- Fourth quarter earnings results have been impressive so far, but it’s early.
- The still unclear impact of future tariffs may have affected the results.
- Here’s how UBS says investors can navigate an extremely confusing time in the markets.
The companies have delivered strong fourth-quarter earnings results so far, but investors should probably take them with a grain of salt.
Corporate earnings are easily clearing the mid-single-digit growth bar that analysts had set. Earnings rose about 9% year-over-year in the first week of the fourth-quarter reporting period, according to Bank of America, and that pace appeared to hold steady in the second week.
Early earnings rose at a high single-digit rate, both UBS and Bank of America revealed. UBS
Another promising sign is that more firms are beating estimates. Over 80% of stocks have topped sales and earnings estimates, BofA recently found, compared to 73% at this point in Q4 2023.
Both UBS and Bank of America noted that most companies beat earnings estimates. UBS
US stocks have hit all-time highs on the back of the news, as well as enthusiasm for what many see as President-elect Trump’s pro-business policies.
Investors may want to keep their enthusiasm in check for several reasons, the most obvious being that it’s still very early in the fourth quarter earnings season. Mega-cap stocks like Amazon, Apple, Meta and Microsoft report next week and may need to bid to keep the market afloat.
But even if earnings remain strong, they may not necessarily be a sign of things to come.
Tariffs will “muddy the waters” of Q4 results
These fourth-quarter results may be the most difficult to interpret in recent memory, strategists at UBS Global Wealth Management wrote in a mid-January note.
Earnings could be artificially boosted if companies or consumers are buying more than usual ahead of the tariffs Trump is expected to implement in the coming weeks, UBS said. But the opposite may be true, as all the uncertainty could have delayed major purchases.
“In some industries, it is possible that investors will be skeptical of strong results if they reflect pre-buying ahead of potential charges,” UBS GWM strategists wrote. “In other industries, companies may delay plans until the rate picture becomes clearer.”
Either way, last quarter’s earnings could help both optimists and pessimists strengthen their case. Bulls may point to strong results in the face of the uncertainty this new administration brings, and bears may say that buying was disproportionately strong and is destined to reverse.
There is much debate over whether Trump’s tariffs would be net positive or negative, though it’s hard to deny that they will “muddy the waters” for earnings, as UBS strategists put it.
David Lefkowitz, UBS GWM’s head of U.S. equities and lead author of the note, recently told Business Insider that he is listening to companies’ post-earnings comments for information about contingency plans for fees, particularly for consumer discretionary firms and industrial.
“I don’t think there will be many answers,” Lefkowitz said in an interview.

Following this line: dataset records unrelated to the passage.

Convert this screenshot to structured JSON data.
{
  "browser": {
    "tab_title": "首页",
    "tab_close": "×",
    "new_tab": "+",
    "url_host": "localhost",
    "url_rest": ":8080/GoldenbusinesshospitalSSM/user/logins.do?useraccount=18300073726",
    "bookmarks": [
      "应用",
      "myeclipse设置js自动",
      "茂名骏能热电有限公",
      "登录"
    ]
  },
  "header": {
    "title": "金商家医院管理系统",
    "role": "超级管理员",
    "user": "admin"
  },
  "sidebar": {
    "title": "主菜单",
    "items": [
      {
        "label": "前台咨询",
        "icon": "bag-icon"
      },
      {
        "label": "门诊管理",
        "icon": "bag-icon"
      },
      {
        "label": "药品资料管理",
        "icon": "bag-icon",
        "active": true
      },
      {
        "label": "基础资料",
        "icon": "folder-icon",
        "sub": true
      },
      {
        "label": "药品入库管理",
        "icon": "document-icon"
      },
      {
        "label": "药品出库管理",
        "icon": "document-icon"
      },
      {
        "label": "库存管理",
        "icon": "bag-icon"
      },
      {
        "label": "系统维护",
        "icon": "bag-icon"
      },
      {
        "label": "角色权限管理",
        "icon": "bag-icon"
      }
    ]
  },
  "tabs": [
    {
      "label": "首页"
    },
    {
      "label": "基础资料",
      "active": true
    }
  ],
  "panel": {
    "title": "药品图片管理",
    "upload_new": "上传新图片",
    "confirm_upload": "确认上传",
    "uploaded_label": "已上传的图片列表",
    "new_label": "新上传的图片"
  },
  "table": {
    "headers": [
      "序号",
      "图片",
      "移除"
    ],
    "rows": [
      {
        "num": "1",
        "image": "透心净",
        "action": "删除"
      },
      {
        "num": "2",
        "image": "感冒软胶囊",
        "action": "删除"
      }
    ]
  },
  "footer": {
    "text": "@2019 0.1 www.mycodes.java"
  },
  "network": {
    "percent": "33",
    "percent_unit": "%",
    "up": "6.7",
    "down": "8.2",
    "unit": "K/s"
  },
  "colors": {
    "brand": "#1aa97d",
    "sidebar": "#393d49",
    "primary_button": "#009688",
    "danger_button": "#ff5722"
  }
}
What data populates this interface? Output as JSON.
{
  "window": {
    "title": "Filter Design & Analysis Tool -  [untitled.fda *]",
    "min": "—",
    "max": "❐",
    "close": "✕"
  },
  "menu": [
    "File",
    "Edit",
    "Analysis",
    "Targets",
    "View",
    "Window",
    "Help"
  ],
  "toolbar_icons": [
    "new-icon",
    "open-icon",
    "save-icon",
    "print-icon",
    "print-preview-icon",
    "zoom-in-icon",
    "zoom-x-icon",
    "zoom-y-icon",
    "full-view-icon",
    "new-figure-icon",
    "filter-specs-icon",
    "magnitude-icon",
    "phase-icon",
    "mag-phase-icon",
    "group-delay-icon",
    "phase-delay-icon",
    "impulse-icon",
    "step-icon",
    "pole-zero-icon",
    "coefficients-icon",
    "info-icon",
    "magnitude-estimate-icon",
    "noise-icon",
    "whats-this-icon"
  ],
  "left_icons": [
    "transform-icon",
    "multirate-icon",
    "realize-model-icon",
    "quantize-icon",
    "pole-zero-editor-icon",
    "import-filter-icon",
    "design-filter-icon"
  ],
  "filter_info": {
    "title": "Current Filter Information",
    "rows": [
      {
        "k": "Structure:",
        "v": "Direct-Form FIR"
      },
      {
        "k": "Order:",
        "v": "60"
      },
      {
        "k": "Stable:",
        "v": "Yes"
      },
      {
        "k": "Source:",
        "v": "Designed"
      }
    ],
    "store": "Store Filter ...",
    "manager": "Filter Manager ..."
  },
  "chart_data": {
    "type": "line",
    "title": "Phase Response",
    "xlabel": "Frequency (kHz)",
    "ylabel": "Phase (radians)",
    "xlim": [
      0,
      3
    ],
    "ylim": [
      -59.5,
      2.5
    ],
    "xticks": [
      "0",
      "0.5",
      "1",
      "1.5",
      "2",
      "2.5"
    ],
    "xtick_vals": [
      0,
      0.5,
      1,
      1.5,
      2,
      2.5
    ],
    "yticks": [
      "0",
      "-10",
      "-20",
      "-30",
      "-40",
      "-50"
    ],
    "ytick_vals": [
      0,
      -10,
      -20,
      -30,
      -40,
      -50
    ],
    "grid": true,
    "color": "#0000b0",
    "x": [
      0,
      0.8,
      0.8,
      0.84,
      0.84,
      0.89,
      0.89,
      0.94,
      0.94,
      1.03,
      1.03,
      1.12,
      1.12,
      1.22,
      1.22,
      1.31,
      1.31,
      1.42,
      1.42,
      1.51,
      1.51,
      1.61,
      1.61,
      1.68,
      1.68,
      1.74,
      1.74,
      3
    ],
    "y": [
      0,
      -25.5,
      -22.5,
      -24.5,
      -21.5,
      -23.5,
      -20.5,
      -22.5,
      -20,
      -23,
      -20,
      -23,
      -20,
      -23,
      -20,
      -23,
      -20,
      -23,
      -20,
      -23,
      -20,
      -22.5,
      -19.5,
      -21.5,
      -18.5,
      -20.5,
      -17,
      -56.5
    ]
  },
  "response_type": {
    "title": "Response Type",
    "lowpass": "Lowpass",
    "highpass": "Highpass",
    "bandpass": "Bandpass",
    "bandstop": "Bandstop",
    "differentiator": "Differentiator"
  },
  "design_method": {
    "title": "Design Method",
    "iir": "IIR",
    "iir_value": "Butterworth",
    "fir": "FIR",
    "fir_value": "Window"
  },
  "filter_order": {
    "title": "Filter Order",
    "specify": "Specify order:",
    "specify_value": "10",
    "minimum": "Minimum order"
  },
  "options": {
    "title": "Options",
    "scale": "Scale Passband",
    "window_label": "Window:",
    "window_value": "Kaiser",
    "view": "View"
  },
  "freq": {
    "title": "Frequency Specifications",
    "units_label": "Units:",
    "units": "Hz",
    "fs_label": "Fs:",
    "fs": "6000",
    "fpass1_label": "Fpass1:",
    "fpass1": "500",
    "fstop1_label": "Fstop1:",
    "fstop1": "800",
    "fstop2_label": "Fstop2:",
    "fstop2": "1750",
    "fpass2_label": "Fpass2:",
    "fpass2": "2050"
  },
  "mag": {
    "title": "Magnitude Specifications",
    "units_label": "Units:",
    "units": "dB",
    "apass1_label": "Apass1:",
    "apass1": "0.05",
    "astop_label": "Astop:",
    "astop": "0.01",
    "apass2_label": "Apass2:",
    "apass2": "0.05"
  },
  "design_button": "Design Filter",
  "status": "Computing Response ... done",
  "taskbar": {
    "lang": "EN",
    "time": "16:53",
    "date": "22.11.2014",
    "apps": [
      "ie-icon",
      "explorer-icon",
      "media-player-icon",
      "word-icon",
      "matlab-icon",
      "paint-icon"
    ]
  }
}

He added: “The only thing we have to go on is the feedback from the management teams, and that’s also somewhat speculative. I mean, they might ask their customers, ‘Well, why are you doing what you’re doing?’ But beyond that, they might not get a clear message, so I just think it’s going to be a little louder.
Until that point, consumer goods giant Procter & Gamble did not mention the charges in its Jan. 22 earnings call. When asked about the potential tariffs, CEO Jon Moeller told CNBC that “we’re fans of free trade, but we’re going to do the best we can with those kinds of initiatives on our backs.”
Trump has said which countries he plans to impose tariffs on, but it is unclear whether those countries will respond by making concessions or implementing their own import taxes. However, Lefkowitz said that if there are counter-tariffs, consumer-focused companies like P&G could be spared.
“We’re also somewhat skeptical that Trump will continue with tariffs on consumer products,” Lefkowitz said. “This is where the consumer would feel the most direct impact, and it was chosen in part based on the high cost of living.”
How to invest in light of fees
Tariffs could become the main story in the markets this year, although Lefkowitz said they are not yet.
“It’s all very much in the margin,” Lefkowitz said when asked how the pulled expenses have impacted fourth-quarter earnings, adding that it’s not “dramatic in terms of moving the needle.”
On the other hand, Lefkowitz and his colleagues say investors can stick with it big hats over smaller stocks due to their superior earnings and AI exposure. Moreover, larger companies are less affected by higher interest rates for longer, as UBS strategists previously pointed out.
Both growth and value stocks can work against this backdrop, Lefkowitz believes, though his team is most excited about information technology stocks and communication services companies. of consumer discretion, FinanceAND communal services the sectors also have positive evaluations. The tariffs could hurt some consumer-focused firms, Lefkowitz said, but he’s not losing sleep over them.
“We don’t think the tariffs will be a big deal for those companies, for the most part,” Lefkowitz said.